I’ve just returned from a week of visiting family out of town, and one of those trips took me to Michigan, where I once again had the opportunity to drive through Detroit.

In the 1950 census, the city of Detroit’s population peaked at 1,849,568. In 2000, the city’s population was 951,270, and SEMCOG, metro Detroit’s equivalent to Denver’s DRCOG, estimates Detroit’s 2008 population at 860,521. Physically, what happens to a city when it loses half its population in 50 years? The answer is visible from driving along Interstate 94 as it cuts through the heart of the city, where one can see hundreds of vacant or burned-out buildings overlooking the sunken freeway. But to really appreciate the degree to which many of central Detroit’s neighborhoods have been abandoned, explore the city using GoogleEarth. First, find Downtown Detroit along the Detroit River, then venture northwest, north, and northeast from there, and you will be shocked at what you see:

Talk about infill opportunities! These images represent just a few examples of the extent of urban abandonment in Detroit. It’s surreal to see block after block of a city grid with virtually no homes or buildings lining the streets. Between 1970 and 2000, over 161,000 homes and buildings were demolished in the city of Detroit, with thousands more razed every year. Nature is reclaiming many of these empty blocks, with native grasses and trees thriving and turning these once-dense inner-city neighborhoods back into greenfields. One Detroit city councilperson even suggested that the city should relocate any remaining residents from these abandoned neighborhoods, fence the areas off, and let them transform into nature preserves.

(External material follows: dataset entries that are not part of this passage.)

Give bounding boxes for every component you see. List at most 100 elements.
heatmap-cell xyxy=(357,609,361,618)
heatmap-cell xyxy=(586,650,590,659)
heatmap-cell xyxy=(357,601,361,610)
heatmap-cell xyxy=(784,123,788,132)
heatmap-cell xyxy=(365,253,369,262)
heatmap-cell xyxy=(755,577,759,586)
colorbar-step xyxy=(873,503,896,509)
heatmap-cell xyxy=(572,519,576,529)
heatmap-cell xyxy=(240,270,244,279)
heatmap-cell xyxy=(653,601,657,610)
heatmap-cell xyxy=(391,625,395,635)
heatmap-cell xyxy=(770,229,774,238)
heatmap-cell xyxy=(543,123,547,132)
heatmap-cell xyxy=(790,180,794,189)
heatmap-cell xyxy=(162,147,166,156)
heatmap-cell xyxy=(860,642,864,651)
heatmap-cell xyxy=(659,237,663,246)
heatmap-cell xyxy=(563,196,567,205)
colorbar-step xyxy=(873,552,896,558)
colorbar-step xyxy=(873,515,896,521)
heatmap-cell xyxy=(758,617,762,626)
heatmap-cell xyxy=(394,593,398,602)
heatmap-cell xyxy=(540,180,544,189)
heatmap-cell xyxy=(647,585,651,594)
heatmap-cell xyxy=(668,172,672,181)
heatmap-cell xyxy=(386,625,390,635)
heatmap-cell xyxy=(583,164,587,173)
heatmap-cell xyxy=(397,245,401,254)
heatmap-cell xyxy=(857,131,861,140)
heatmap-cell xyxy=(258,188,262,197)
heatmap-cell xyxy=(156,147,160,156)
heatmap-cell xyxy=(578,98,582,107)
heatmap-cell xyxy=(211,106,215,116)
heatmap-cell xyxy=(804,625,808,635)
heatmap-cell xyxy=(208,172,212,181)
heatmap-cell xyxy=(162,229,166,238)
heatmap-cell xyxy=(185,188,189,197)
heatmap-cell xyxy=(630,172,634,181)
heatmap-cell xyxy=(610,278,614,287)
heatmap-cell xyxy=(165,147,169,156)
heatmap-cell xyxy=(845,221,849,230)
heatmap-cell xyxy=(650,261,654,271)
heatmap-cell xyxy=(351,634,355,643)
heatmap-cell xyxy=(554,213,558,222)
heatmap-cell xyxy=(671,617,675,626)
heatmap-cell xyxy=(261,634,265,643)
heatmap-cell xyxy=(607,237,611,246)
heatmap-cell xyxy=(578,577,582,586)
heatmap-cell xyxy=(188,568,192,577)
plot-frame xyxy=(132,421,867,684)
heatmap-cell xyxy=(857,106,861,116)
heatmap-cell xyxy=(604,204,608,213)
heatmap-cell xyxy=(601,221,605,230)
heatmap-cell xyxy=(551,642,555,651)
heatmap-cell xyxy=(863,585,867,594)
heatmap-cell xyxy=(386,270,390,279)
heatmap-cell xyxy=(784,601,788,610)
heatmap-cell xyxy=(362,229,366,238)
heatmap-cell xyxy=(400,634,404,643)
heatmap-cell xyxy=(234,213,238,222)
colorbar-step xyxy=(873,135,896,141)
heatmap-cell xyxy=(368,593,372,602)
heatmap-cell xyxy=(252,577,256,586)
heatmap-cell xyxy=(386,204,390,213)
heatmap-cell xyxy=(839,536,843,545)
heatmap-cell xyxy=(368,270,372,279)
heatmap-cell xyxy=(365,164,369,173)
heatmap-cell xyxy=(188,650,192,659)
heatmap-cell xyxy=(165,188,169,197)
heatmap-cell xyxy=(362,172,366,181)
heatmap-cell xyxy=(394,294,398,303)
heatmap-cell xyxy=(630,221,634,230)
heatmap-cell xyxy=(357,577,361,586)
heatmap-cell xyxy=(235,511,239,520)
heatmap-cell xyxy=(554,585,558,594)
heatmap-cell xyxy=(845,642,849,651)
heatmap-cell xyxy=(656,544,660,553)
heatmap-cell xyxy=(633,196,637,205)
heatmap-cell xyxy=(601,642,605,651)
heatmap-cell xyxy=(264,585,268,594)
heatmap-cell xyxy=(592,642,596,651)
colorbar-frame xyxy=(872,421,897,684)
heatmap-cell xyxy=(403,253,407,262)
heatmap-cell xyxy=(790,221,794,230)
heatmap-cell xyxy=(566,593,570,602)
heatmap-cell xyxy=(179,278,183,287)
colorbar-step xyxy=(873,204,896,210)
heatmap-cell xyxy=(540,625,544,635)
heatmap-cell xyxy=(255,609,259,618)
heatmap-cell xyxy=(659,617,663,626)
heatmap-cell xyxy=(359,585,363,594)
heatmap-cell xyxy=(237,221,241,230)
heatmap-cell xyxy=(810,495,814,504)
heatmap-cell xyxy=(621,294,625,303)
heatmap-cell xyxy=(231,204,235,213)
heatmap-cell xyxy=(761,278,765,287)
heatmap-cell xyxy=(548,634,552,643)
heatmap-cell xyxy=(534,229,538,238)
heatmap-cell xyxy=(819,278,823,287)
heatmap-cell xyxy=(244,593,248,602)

To give you an idea of the expanse of these empty inner-city Detroit neighborhoods, here are three aerial images from Denver taken at the same scale (eye altitude). From left to right: the West Highlands neighborhood centered on 32nd & Lowell, the West Washington Park neighborhood, and Capitol Hill west of Cheesman Park. Can you imagine these Denver neighborhoods being virtually empty of buildings or people?

For an in-depth look at Detroit’s sad situation, check out this article, Disappeared Detroit, from Lost magazine.

My purpose in discussing Detroit is not to compare that city to Denver, but to emphasize, using Detroit as an example, the importance in being vigilant in maintaining the vitality and quality of our urban core. I’m sure no one in Detroit in the early 20th century during the peak of that city’s wealth and prominence could have believed that Detroit could decline in a free-fall so far, so fast. Such is the case in Denver today, as we mostly dodged the bullet of severe urban decay that struck so many other cities in the 1970s and 1980s and now find ourselves twenty years into an era of great revitalization and investment in our urban center. We cannot rest on our laurels and assume that Denver will forever remain the thriving heart of a sprawling metropolis. Every day, we must work hard to make sure that what happened to Detroit never happens to Denver. That is one of the reasons why I created DenverInfill.

We are blessed here in Denver to have such a solid fabric of stable, historic urban neighborhoods: Capitol Hill, Highlands, Sloans Lake, Washington Park, Park Hill, Berkeley, Baker, Hilltop, Bonnie Brae, Cherry Creek… just to name a few. Can you imagine Denver without them? I hope everyone reading this finds some way to help keep Denver the vibrant, beautiful city that it is.